Lieber Herr Broder, wieder einmal ein Lichtblick in dieser “Aufrechten” Republik. So ist der Tag wenigstens gerettet und man kann den übrigen Murks von Berlin bis Stuttgart leichter ertragen. Happy Weekend . Wenn Sie , und einige wenige vom Fähnlein Wieselschweif nicht wären, man müsste glatt auswandern.

Georg Dobler / 30.01.2021

Herr Broder, dass vor “Impfgegnern, Corona-Skeptikern und Verschwörungstheoretikern” gewarnt wird mutet fast harmlos an nachdem was ich am Tag des Urteils gegen den Mörder von Walter Lübcke mit einem Ohr aus einem anderen Raum mithörte weil jemand Tagesschau24 eingeschaltet hatte. Interview anlässlich der Verurteilung des Mörders. Eine weibliche Stimme warnte vor drohenden Verbrechen von rechts und nannte auch die Demonstrationen der Querdenker und Corona-Leugnern (wörtlich kann ich es nicht wiedergeben) in diesem Zusammenhang. Die Moderatorin bedankte sich dann bei der Gesprächspartnerin von der Amadeu Antonio Stiftung, den Namen habe ich nicht verstanden. Das heißt, für seinen Rundfunkbeitrag wird der Bürger gewarnt, sollte er sich je erdreisten,  die Maßnahmen zur Coronaeindämmung anzuzweifeln oder gar dagegen zu demonstrieren, dann befindet er sich schnell im Bunde mit gemeinen Mördern, die Nachts einen Menschen erschießen. Ich glaube wir sind dabei Orwells düstere Visionen zu überholen.

S. Miller / 30.01.2021

“Sollte es jemals ein Ende des Lockdowns geben, was ich bezweifle,”... Nein, Herr Broder, Sie sind KEIN Verschwörungstheoretiker. Vielleicht sind Sie einfach nur Realist. Das selbe glaube und glaubte ich auch schon zu Beginn des 2. Knockdowns. Es wird wohl so sein, wie ich befürchte; WIR, wer sonst, müssen diesen Affenzirkus beenden und diese Wildgewordenen mit dem Lasso einfangen. Aber womöglich werden wir uns, bei aller Widerstandsinsuffizienz und fortgeschrittener Deutsch-Demenz in’s Unvermeidliche, in die ägyptische Sklaverei fügen. Domestiziert von Pharaonin Angie-Tut-Merkses und deren Schinderhanneseninnen. Die Priester/innen des erzwungen Niederganges. Sonst wird das nix mehr mit der Freiheit!
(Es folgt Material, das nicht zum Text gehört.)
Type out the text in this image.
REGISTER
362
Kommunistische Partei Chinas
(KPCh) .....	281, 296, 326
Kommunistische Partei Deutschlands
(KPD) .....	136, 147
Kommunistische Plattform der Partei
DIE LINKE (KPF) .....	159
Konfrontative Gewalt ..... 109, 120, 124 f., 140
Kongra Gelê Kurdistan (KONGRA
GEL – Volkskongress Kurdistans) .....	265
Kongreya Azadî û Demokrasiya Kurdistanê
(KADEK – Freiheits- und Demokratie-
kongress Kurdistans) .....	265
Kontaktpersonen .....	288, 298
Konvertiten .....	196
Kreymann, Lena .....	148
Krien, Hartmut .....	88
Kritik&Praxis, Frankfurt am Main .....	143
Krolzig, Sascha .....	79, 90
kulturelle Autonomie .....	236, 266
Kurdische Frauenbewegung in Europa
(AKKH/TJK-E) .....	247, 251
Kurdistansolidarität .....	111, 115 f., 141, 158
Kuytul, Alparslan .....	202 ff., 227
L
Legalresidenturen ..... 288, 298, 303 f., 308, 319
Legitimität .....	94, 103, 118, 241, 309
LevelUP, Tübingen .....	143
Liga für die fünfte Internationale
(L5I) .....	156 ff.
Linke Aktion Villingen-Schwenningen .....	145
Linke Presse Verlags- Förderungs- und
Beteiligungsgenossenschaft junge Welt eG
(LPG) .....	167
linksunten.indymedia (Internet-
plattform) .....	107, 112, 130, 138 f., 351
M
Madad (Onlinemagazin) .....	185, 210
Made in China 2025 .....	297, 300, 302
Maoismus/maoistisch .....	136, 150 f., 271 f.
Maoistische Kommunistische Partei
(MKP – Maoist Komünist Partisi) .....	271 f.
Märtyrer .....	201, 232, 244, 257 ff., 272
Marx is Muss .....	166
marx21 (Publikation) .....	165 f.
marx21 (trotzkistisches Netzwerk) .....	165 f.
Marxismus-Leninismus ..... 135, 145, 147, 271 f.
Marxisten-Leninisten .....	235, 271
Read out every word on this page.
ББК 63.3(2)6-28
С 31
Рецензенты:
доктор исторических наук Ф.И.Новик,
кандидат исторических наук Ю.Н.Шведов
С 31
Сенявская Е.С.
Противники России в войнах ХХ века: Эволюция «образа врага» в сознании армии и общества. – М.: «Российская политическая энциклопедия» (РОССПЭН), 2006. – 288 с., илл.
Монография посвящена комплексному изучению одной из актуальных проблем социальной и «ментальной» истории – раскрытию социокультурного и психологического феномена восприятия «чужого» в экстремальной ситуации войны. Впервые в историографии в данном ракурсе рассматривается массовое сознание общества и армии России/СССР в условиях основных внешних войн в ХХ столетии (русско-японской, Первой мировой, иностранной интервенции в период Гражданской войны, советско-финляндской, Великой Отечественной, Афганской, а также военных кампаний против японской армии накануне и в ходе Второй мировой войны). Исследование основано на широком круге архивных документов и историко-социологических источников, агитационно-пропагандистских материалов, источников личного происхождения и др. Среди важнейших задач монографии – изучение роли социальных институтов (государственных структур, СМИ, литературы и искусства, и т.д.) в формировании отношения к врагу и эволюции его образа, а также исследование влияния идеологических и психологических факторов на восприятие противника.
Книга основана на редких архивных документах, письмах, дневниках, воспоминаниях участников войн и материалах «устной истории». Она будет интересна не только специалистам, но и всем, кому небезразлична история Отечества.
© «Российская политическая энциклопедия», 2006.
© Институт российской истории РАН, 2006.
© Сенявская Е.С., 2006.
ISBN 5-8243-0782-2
Günter Schlag / 30.01.2021

Neulich beim Schuhmacher. Im Vorbeifahren entdeckte ich das geöffnete Geschäft. Flugs angehalten und rein. Ich bräuchte nur Imprägnierspray für unsere Schuhe. Das Matschwetter lässt die Schuhe durchnässen. Das Spray stand im Laden, nur 1 m entfernt von mir. Der Schuhmacher jedoch zuckte die Achseln: “Tut mir leid, zu riskant. Für Orthopädiekunden hab ich offen. Verkaufen darf ich nichts”. Ich hab’s- wie so manches andere - bei Amazon bestellt. Und an meinen Landesvater Kretschmer eine passende Mail geschrieben. Wie er und seine Frau zu ihren Frisuren kommen fragte ich ihn auch und noch mehr. Keine Antwort.

E. Albert / 30.01.2021

“[...] gibt es eine Ausnahmeregelung für wichtige Funktionsträger [...]” - tjaha, manche sind halt gleicher…Und was die absurden Regelungen angeht: hier werden ganz bewusst KMU hingerichtet. Für den Apparat machen die nur Arbeit und für die Konzerne ist das lästige Konkurrenz. Also auf zur “Marktbereinigung” im Interesse der Konzernokratie. Und wenn dann endlich alle totalüberwacht am staatlichen Tropf hängen und freudlos dahinvegetieren, wird niemand mehr aufmucken, weil man ja die Hand, die einen füttert, nicht abschlägt…So geht Machtzementierung. | @Armin Karrer - “[...] Anstatt im 21. Jahrhundert mit neuester dezidierter Software vom Fieberzentrum bis zum Bundeskanzleramt sekundenschnell zu agieren und diese mit einer tauglichen App zu verbinden, [...]” - Genau DAS ist nicht erwünscht. Wo soll man sonst seine ganzen Kostgänger und Abnicker unterbringen? Die müssen ja schließlich irgendeine Daseinsberechtigung haben. Also blähen wir den Apparat lieber immer weiter auf. Außerdem ist das Internet doch Neuland für unsere Regierungsexperten, wo denken Sie also hin?

Stefan Riedel / 30.01.2021

Diese Bürokratie ist ein Hit, wann kriegt ihr das endlich mit? Diese Bürokratie müsst ihr lieben, denn es ist ‘ne Bürokratie für die Bürokraten (Bürokratie und sich reimen?).